Plus I’m going home with the best personal souvenir :).

i love technology.
not only does it make basic everyday tasks and needs a convenience, it’s also simplify human relationships.
you know how they say you can’t erase your past, and that you have to grow, learn, and deal with it? bullshit. I’ve just deleted quite a few ‘friends’, and intend on removing that part of my past from both my cyber and physical world.
select, unfriend, finito!
you might call this method unhealthy or cowardly, but I say, who are you to judge? I’m a psychology major and I know what’s right for my mental, spiritual, and relational health. (or it may slightly resemble denial, but we’ll see how that played out)

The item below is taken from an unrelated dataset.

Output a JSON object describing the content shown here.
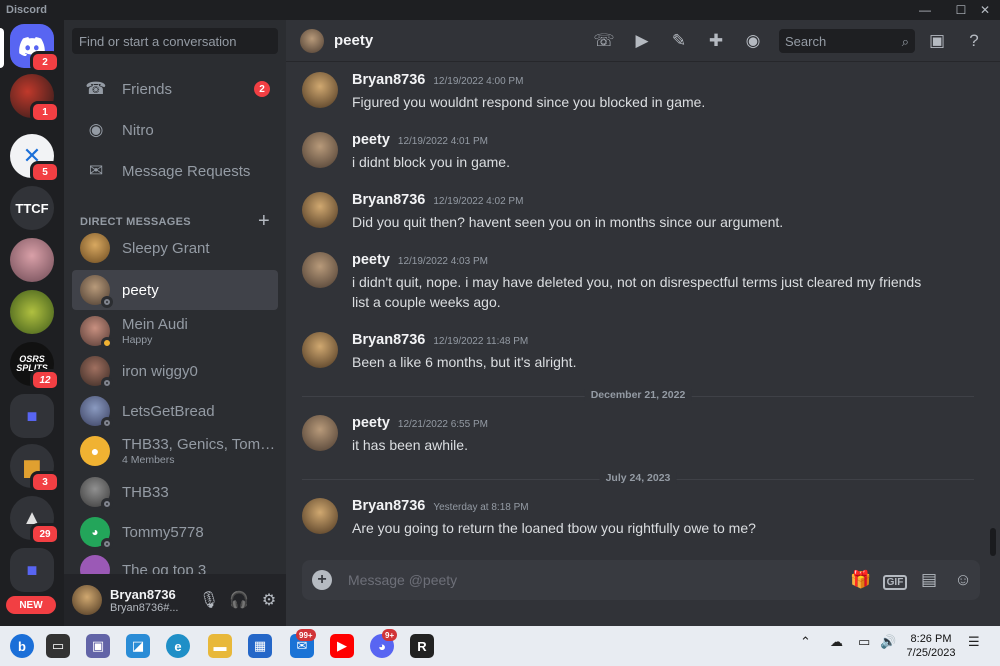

We’re currently discussing Henry James’ Portrait of A Lady in my lit class. Doesn’t it suck when the book you’re analyzing in class holds too many similarities to your own life? Well, Mr. Henry James. I don’t think I agree with you. Who in the right mind would choose to suffer? I’ll take my supposed ignorant bliss any day, thank you. And you know what else? I may be a naive, sexless, and somewhat amoral American girl, but you sir, are a masochistic expatriate, and it’s pretty clear who came out with the shorter end of the stick. You maliciously tore apart the lifestyles of these ‘oblivious’ Americans, claiming we’re all stuck in some senseless limbo with no self or sense of identity or culture, well ain’t that the pot calling the kettle black? You’re an expatriate for cryin’ out loud! Just because you couldn’t identify with your countrymen and left for Italy in search of your soul, only to be terribly disappointed, doesn’t mean all the rest of us are in denial. Leave us alone and quit lamenting- additionally, it is your brother who’s the psychological expert, so give it a friggin rest.
Now I’m rambling.
There’s this idea in Italy that, by placing a lock on one of the ponte’s in Venice, with the initials of you and your lover and toss the key into the river, you will be together forever :).

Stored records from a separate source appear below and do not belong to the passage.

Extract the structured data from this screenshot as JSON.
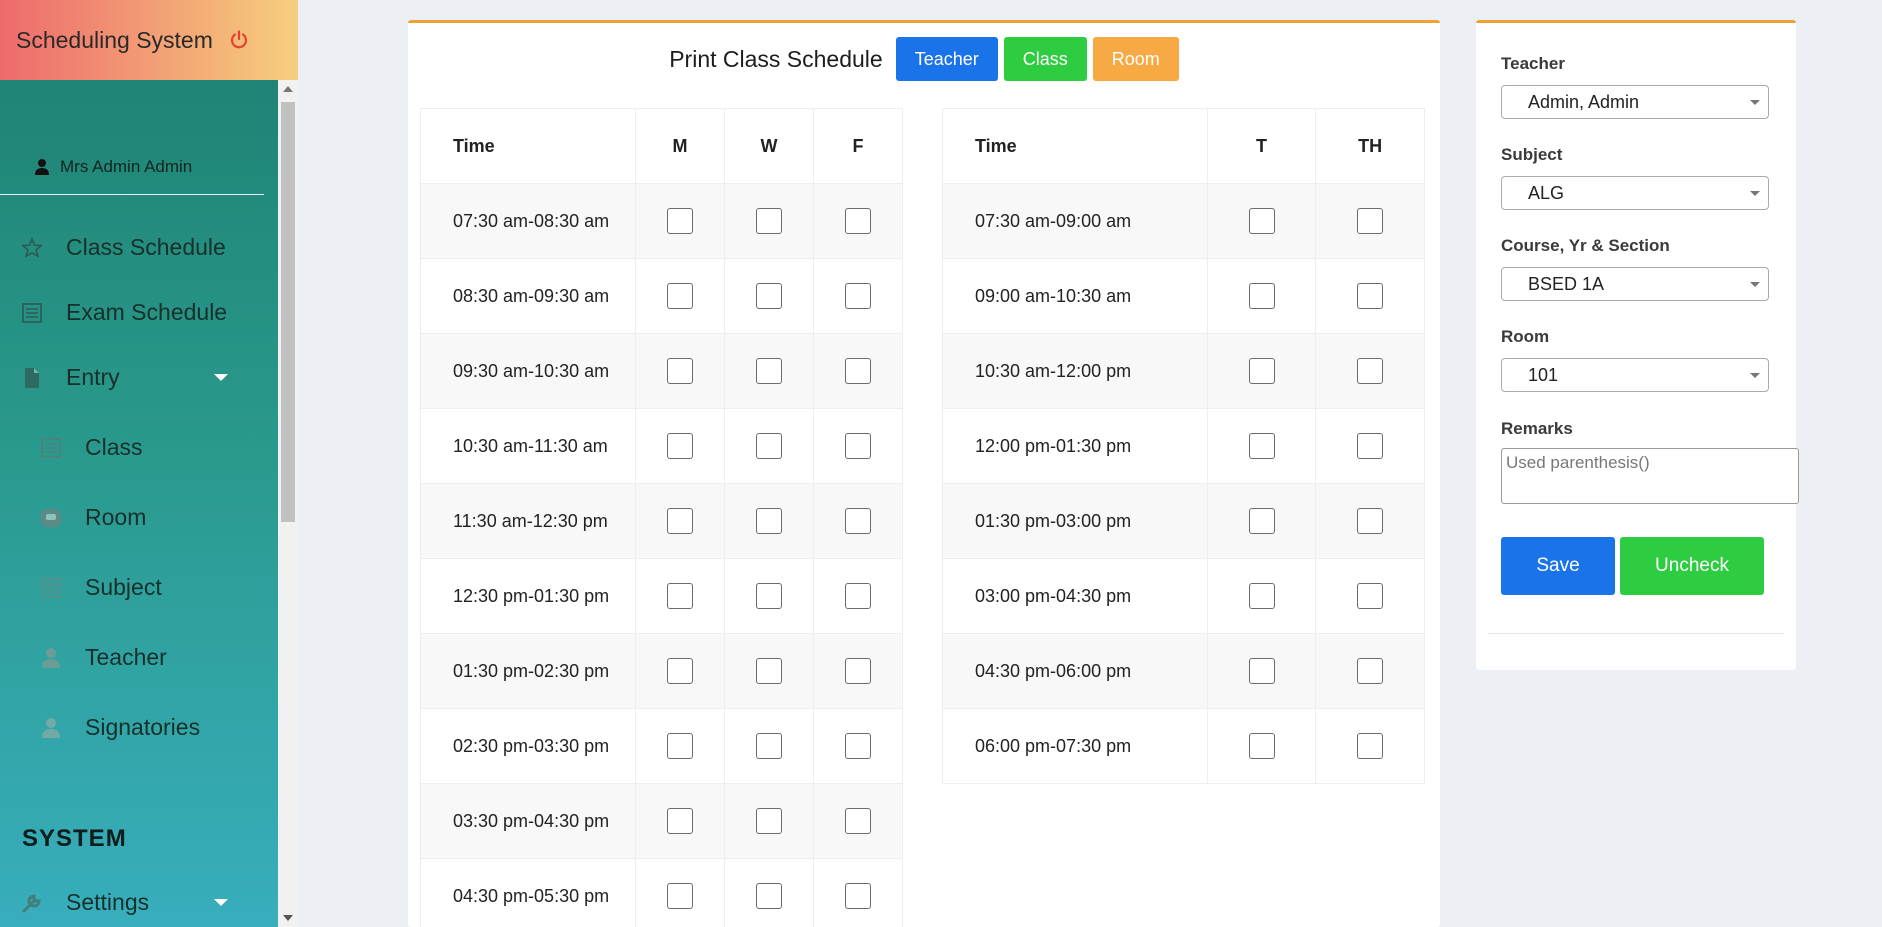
{
  "app": {
    "title": "Scheduling System",
    "accent_header_gradient": [
      "#ee6a6d",
      "#f6cf80"
    ],
    "sidebar_color": "#2a9a8e"
  },
  "sidebar": {
    "user": "Mrs Admin Admin",
    "items": [
      {
        "label": "Class Schedule",
        "icon": "star-icon"
      },
      {
        "label": "Exam Schedule",
        "icon": "list-icon"
      },
      {
        "label": "Entry",
        "icon": "file-icon",
        "has_dropdown": true
      },
      {
        "label": "Class",
        "icon": "list-icon",
        "sub": true
      },
      {
        "label": "Room",
        "icon": "room-icon",
        "sub": true
      },
      {
        "label": "Subject",
        "icon": "list-icon",
        "sub": true
      },
      {
        "label": "Teacher",
        "icon": "user-icon",
        "sub": true
      },
      {
        "label": "Signatories",
        "icon": "user-icon",
        "sub": true
      }
    ],
    "system_heading": "SYSTEM",
    "settings": {
      "label": "Settings",
      "icon": "wrench-icon",
      "has_dropdown": true
    }
  },
  "schedule": {
    "title": "Print Class Schedule",
    "buttons": {
      "teacher": "Teacher",
      "class": "Class",
      "room": "Room"
    },
    "mwf": {
      "headers": [
        "Time",
        "M",
        "W",
        "F"
      ],
      "rows": [
        "07:30 am-08:30 am",
        "08:30 am-09:30 am",
        "09:30 am-10:30 am",
        "10:30 am-11:30 am",
        "11:30 am-12:30 pm",
        "12:30 pm-01:30 pm",
        "01:30 pm-02:30 pm",
        "02:30 pm-03:30 pm",
        "03:30 pm-04:30 pm",
        "04:30 pm-05:30 pm"
      ]
    },
    "tth": {
      "headers": [
        "Time",
        "T",
        "TH"
      ],
      "rows": [
        "07:30 am-09:00 am",
        "09:00 am-10:30 am",
        "10:30 am-12:00 pm",
        "12:00 pm-01:30 pm",
        "01:30 pm-03:00 pm",
        "03:00 pm-04:30 pm",
        "04:30 pm-06:00 pm",
        "06:00 pm-07:30 pm"
      ]
    }
  },
  "form": {
    "teacher_label": "Teacher",
    "teacher_value": "Admin, Admin",
    "subject_label": "Subject",
    "subject_value": "ALG",
    "course_label": "Course, Yr & Section",
    "course_value": "BSED 1A",
    "room_label": "Room",
    "room_value": "101",
    "remarks_label": "Remarks",
    "remarks_placeholder": "Used parenthesis()",
    "save_label": "Save",
    "uncheck_label": "Uncheck"
  }
}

This weekend was uh.maze.zing.
Went to bed around 1am Friday night and woke up 2 hours later to catch a 4am train to Venice. Arrived in Venice few hours later.. there. are. WATER TAXIS. AND WATER BUSES. like, what? oh, and erm, water.. garages? pretty ridic. Beautiful, beautiful city. I think the most memorable moment was the gondola ride-
30 euros for an hour tour of Venice, with our gondolier, Massimo. So surreal.
Got back to Florence around 10pm :), then hitting the discoteca, finally getting into bed at about 3:30am. Best 24 hours of my life.